Each camera on the Return Beam Vidicon (RBV) contained an optical lens, a sensor, a thermoelectric cooler, deflection and focus coils, a mechanical shutter, erase lamps, and sensor electronics. The cameras were similar except for the spectral filters contained in the lens assemblies that provided separate spectral viewing regions.
When the camera’s shutter opened, incoming light would hit a sensitive surface inside the camera tube and create an image. Then an electron beam would “read” the image line by line, processing it into a digital signal (data) that could be transmitted down to Earth in real-time or stored onboard using the wideband video tape recorder.
The resulting images were gray scale. The amount of white represented the intensity of energy measured in each of the three spectral bands. The images were mapped to red, green, and blue (primary colors of light) to create a full-color image - similar to how a tv or computer monitor works.
RBV imagery was processed from the wideband video tape to 70mm film until September 1980, when digital production started. New analog-to-digital preprocessing corrected the data both radiometrically and geometrically, then stored it onto high-density digital tapes (HDTs) at NASA Goddard Space Flight Center (GSFC). The data was then transmitted via satellite to USGS’s EROS Data Center. Data was made available as digital products (computer compatible tapes) and photographic prints at a scale of 1:500,000.
Enhancements on Landsat 3
The Landsat 3 RBV system utilized just two vidicon cameras, both of which sense data in a single broad panchromatic band from 0.53 to 0.75 µm with at a higher spatial resolution than earlier RBV instruments on Landsats 1 and 2. It also had a different configuration where the two cameras were shuttered alternately, twice each, in the same time it takes for one MSS scene to be acquired. This shuttering sequence results in four RBV "subscenes" for every MSS scene acquired, similar to the four quadrants of a square.
Spectral Bands
| Band # (L1-L2) | Band # (L3) | Wavelength (µm) | Resolution* |
|---|---|---|---|
| 1 | N/A | 0.475–0.575 | 80 m |
| 2 | N/A | 0.58–0.68 | 80 m |
| 3 | N/A | 0.69-0.83 | 80 m |
| N/A | 1 | 0.53-0.75 | 40 m |
Data: 3.5 MHz FM video
Landsat 3’s RBV collected data in a single broad panchromatic band from 0.53 to 0.75 µm with a 40 m resolution.
History
Shortly after launch, Landsat 1 experienced an unexpected power surge that shorted the power supply of one of the two tape recorders. Three days later, the RBV’s power-switching circuit caused a second massive power surge that physically rocked the satellite, turning the satellite and lowering its orbit. The failure left the instrument in a perpetual “on” state.

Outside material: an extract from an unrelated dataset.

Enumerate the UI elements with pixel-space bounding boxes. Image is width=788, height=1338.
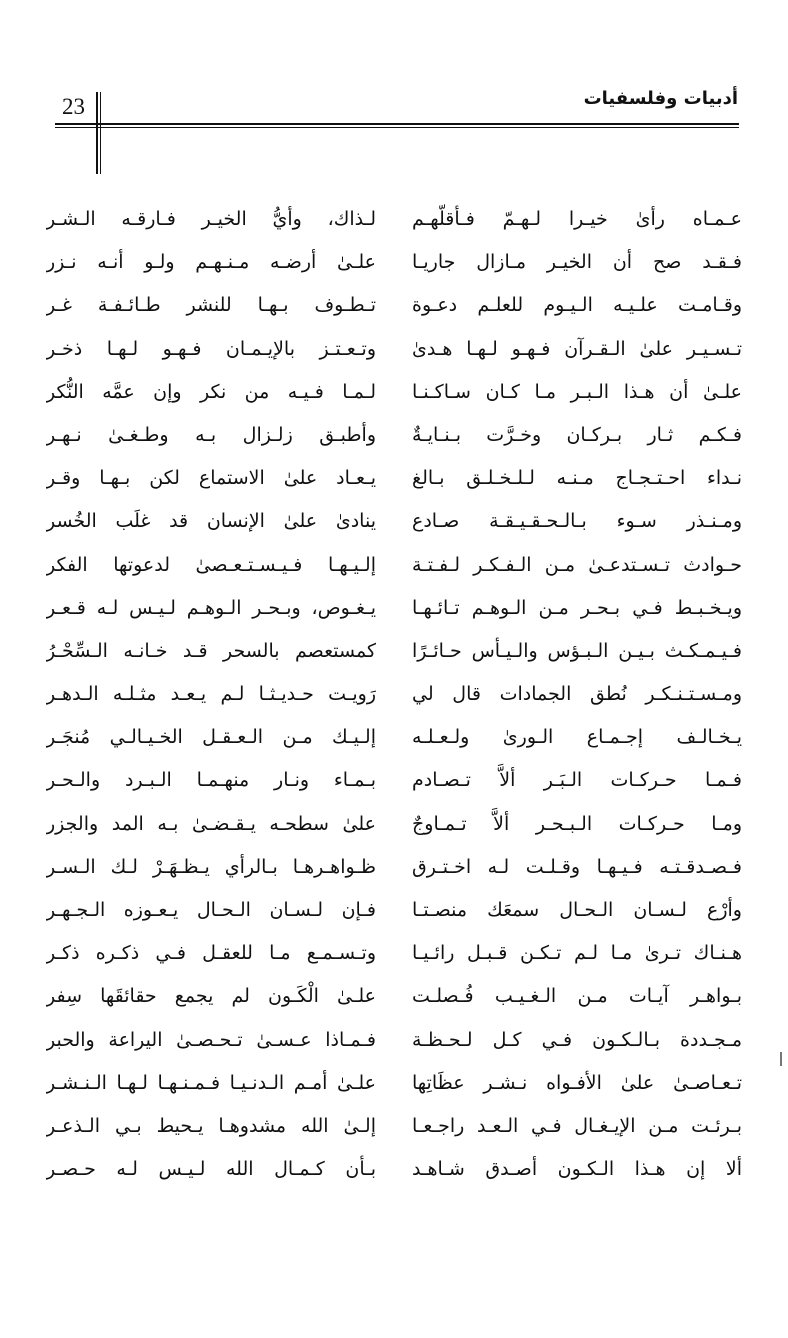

Because this incident nearly resulted in the loss of the satellite, NASA’s Associate Administrator Charles Mathews immediately ordered that the RBV never be reactivated. This effectively ended the instrument's operational life on Landsat 1 after just 15 days after only acquiring 1,400 scenes.
While an alternate relay sequence could have restored RBV control, NASA chose permanent shutdown due to the complex workaround procedures, limited tape recorder capacity, and the MSS instrument's unexpectedly superior performance. The MSS proved to have greater photometric accuracy and a valuable near-infrared band unavailable on the RBV.
Ironically, this failure proved fortuitous—the MSS's exceptional image quality and digital capabilities so exceeded expectations that it became the mission's primary success story, establishing the technological foundation for all future Earth observation satellites and transforming what was initially considered an "experimental" backup instrument into the gold standard for space-based remote sensing.